Central Banks and the Distributed Ledger: Towards a Cashless Society”
http://tomhagandesign.com/spotlight-alexey-brodovitch – It is undeniable: in this information age, cash is becoming more and more unfavorable to regulators. Indeed its alternative – the digital currency – has all the advantages that regulators want: real time settlement, little transaction cost, absence of counterfeit money and reliable traceability (which renders tax evasion and money laundering near impossible). However, a lack of suitable and practical technology has been holding central banks back from realising these benefits, and for the most part of the decade we have only seen private application of the digital currencies. It was not until the rise of the cryptocurrency (a subset of digital currency) that central banks really started to consider adopting an official government-backed digital currency – one that utilise the innovative model of distributed ledger
– A government backed digital currency that exists alongside the current legal tender is certainly plausible, though hurdles remain. When both the new currency and the incumbent are controlled by central banks, the volatility problem from speculation of digital currency could potentially be eliminated. This is because as the sole issuer of both currencies, central banks can guarantee exchange of one for the other would always be met (since they can create more of each kind). With the ‘exchange rate’ fixed between the cryptocurrencies and an existing hard currency, users can be more assured in gradually replacing their current tenders with digital alternative.

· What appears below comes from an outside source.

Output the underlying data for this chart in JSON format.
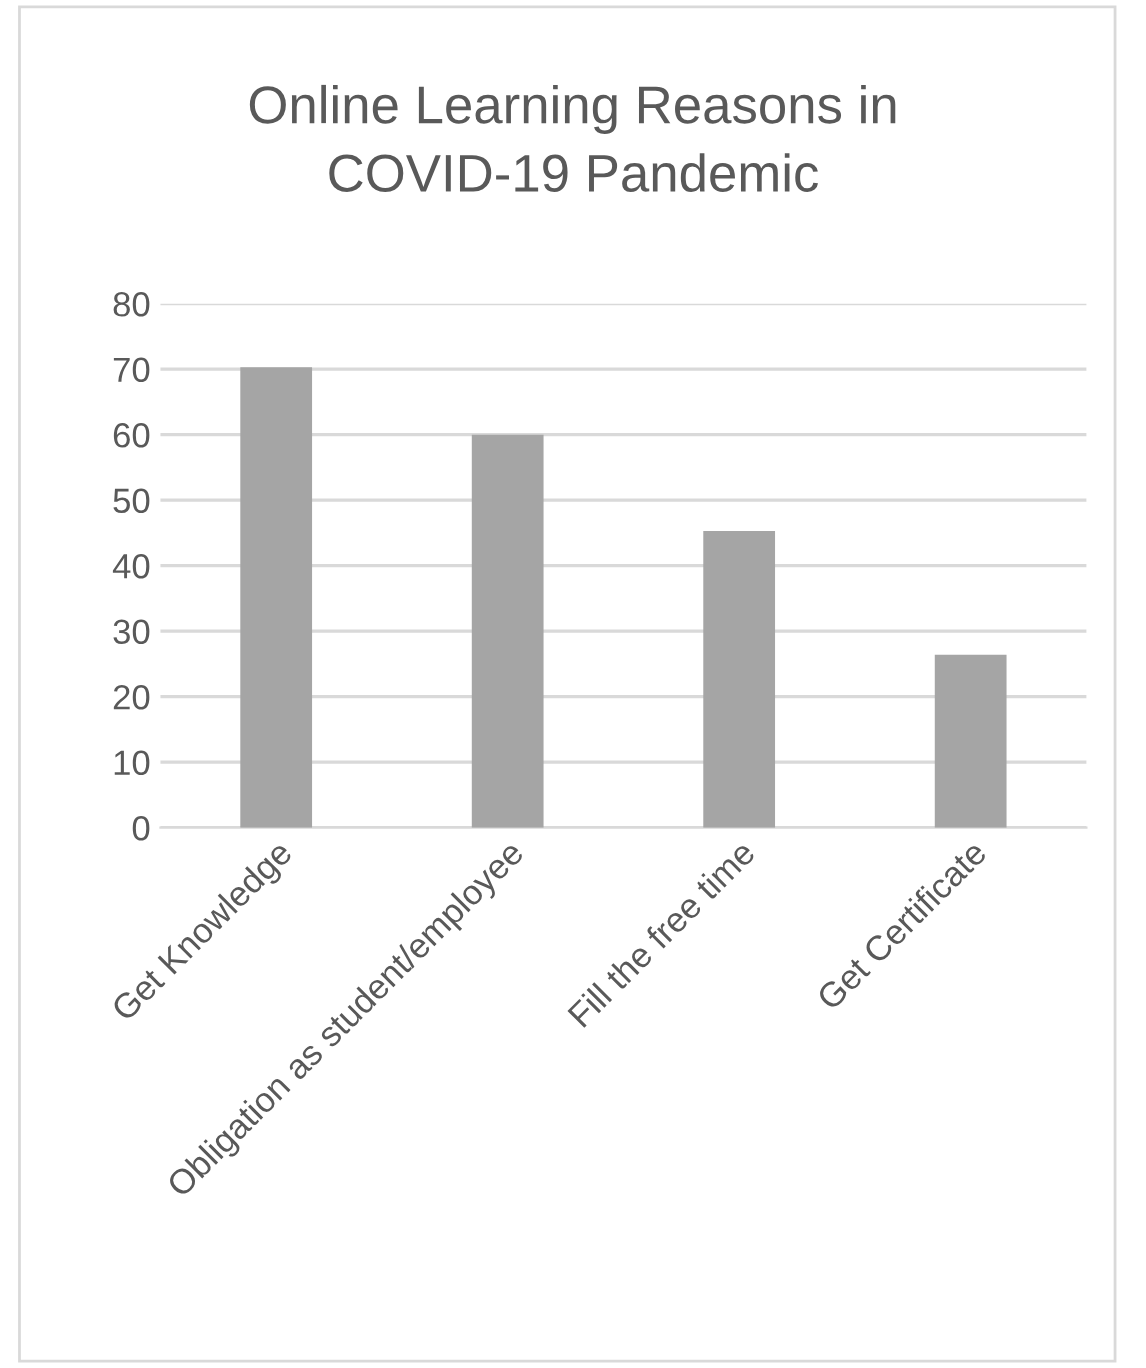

Operationally however there remain doubts as to how the idea can be practically applied to current banking systems. At the heart of the debate is the level of transparency such system(s) would be allowed. Cryptocurrencies’ key selling point over their digital siblings is in the public ledger model, where in irreversible public block chains allow for privacy (from anonymity), and arguably traceability. The ledger is distributed and validated within the community, and all copies are kept up-to-date at all time. In a government-backed version, it would mean ledger records of all money creation and extremely large value transactions will be decentralised to more than one or two nodes. Effectively each and every bank using the currency would get its own detailed (albeit anonymised) record of how much money others are sending and how much money the central banks are creating. From a government standpoint this might not be so favorable (ledgers such as those of UK’s CHAPS or US’ Fedwire are kept centralised).
Additionally, just as with previous mediums of exchange, cryptocurrencies carry their own risks of thefts and fraud. In the age of digitalisation 2.0, a virtual version of the everyday sterling note trades physical risks of pickpocketing and bank robbery for threats of mass online hacking and cyber-attacks. BitCoin users, for instance, still find themselves victims to the average daily online threats, even with the public-private key encryption. This is because the process only verifies encryption on the recipient side and not the sender – attackers who gained access to your digital accounts (wallets) can still put in a transfer request and send your money to their account. Therefore any digital currency initiative will need to guarantee the security and resilience of the system, in order to convince cash users to make the switch.
– So in the end how close are we to the cashless society? This remains to be seen, as replacing cash isn’t exactly a done-in-a-week task. As of March 2015, there are £63.5 billion worth of Sterling and $1.29 trillion in circulation. Hence, for the time being any new digital currency will mostly likely co-exist with traditional mediums, until the transformation of payment and other relevant system are ready. Though difficult, the movement towards digital will soon take hold for many central banks as we head further into the information age of finance.